PARIS (Reuters) - French commuters dusted off old bikes and aired their walking shoes on Tuesday in anticipation of a transport strike that is set to last for days and could become the biggest the country has seen in more than 10 years.
With several hours left before public transport workers launched their protest, President Nicolas Sarkozy, his reputation as a tough-minded reformer at stake, again pledged no-retreat from his plan to level their special pension rights to that of the rest of France.
“I will pursue these reforms to the end,” he told the European Parliament. “Nothing will blow me off course.”
National rail and Paris public transport workers begin their rolling walkout on Tuesday evening in protest against Sarkozy’s plan, a key item in his economic reform program.
With other powerful groups including civil servants, energy workers and students due to hold their own protests against various reforms in the next week, Sarkozy faces the first major test of his presidency.
Opinion polls indicate most French people back Sarkozy.
“Victory or the end of Sarkozyism. It is in those terms, with great risks for itself, that the ruling power describes the first large social conflict facing it,” the left-wing, generally anti-Sarkozy, newspaper Liberation said in an analysis.
State rail operator SNCF said it expected only 90 out of 700 high-speed intercity services to run during the strike, while one-tenth the normal number of buses and metro trains were due to be running in Paris on Wednesday.
Sarkozy has repeatedly said the door remains open to talks, and Labour Minister Xavier Bertrand was due meet a delegation from the influential CGT trade union at 10:15 a.m.

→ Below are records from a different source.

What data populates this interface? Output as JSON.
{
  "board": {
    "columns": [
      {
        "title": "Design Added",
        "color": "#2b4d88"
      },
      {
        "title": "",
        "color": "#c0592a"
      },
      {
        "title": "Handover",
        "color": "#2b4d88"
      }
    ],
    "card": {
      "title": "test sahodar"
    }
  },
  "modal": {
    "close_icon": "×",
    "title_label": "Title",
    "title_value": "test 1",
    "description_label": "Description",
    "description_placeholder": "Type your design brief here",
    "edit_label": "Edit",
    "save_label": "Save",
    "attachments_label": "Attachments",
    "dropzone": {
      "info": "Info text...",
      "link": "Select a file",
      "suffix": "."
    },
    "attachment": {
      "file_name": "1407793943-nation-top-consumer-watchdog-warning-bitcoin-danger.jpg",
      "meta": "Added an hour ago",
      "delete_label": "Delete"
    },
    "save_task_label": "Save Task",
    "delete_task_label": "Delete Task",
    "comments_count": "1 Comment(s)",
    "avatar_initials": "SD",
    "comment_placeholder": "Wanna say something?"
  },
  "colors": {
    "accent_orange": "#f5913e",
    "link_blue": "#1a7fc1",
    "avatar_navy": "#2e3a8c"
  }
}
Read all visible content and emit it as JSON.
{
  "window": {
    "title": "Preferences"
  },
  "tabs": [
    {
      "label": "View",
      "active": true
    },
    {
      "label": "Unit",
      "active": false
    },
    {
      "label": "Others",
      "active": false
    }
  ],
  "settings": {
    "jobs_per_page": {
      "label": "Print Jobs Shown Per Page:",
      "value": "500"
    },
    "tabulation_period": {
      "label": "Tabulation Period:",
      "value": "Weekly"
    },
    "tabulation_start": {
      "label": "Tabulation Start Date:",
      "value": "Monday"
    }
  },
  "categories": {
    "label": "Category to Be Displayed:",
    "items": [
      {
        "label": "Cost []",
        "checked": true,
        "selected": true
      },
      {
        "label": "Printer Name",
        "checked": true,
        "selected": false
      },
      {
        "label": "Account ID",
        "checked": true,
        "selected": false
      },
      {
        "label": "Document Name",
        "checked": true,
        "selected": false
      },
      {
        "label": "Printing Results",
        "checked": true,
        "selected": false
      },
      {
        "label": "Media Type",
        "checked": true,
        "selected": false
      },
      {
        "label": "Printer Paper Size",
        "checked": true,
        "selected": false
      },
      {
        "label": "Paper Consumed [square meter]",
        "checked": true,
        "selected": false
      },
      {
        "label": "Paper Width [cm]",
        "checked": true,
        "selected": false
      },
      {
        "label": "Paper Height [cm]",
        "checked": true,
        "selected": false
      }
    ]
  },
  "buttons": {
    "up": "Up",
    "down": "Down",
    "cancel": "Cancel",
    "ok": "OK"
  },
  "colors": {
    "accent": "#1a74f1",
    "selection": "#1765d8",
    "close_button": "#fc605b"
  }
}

EST, less than four hours before the first transport workers go on strike.
“WHIFF OF 1995”
Transport workers say their working conditions may not be as difficult as when their pension privileges, or “special regimes” were devised more than half a century ago, but they still face awkward working hours that justify their status.
The government says such schemes are outdated and costly, and it will have to pump 5 billion euros ($7.3 billion) into the special pension funds this year alone to balance their accounts.
“If this reform isn’t done today, no one can guarantee them that in 10 or 15 years time their pensions can still be paid,” Bertrand told France 2 television.
Introduced after World War Two for workers in especially arduous jobs, the special regimes allow some workers to retire after paying pension contributions for 37.5 years rather than the 40 years demanded of other workers.
Some observers say the walk-out could last until at least November 20 -- when civil servants and teachers launch a one-day strike against plans to cut 23,000 public sector jobs next year.
Students, who are blockading buildings at around a dozen campuses across the country over a reform that has given greater autonomy to universities, are due to protest on the same day.
The prospect of such massive protests has prompted some commentators to draw parallels with the biggest transport strike in recent memory -- a crippling walkout of 1995 that forced the government to scrap plans to reform the special regimes.
French daily Le Parisen quoted the head of the Communist Revolutionary League, Olivier Besancenot, as saying there was “a whiff of 1995” in the air, but SNCF management disagreed.
“The situation is completely different (to 1995), this reform was prepared on the political and technical level,” SNCF chief Anne-Marie Idrac told RTL radio.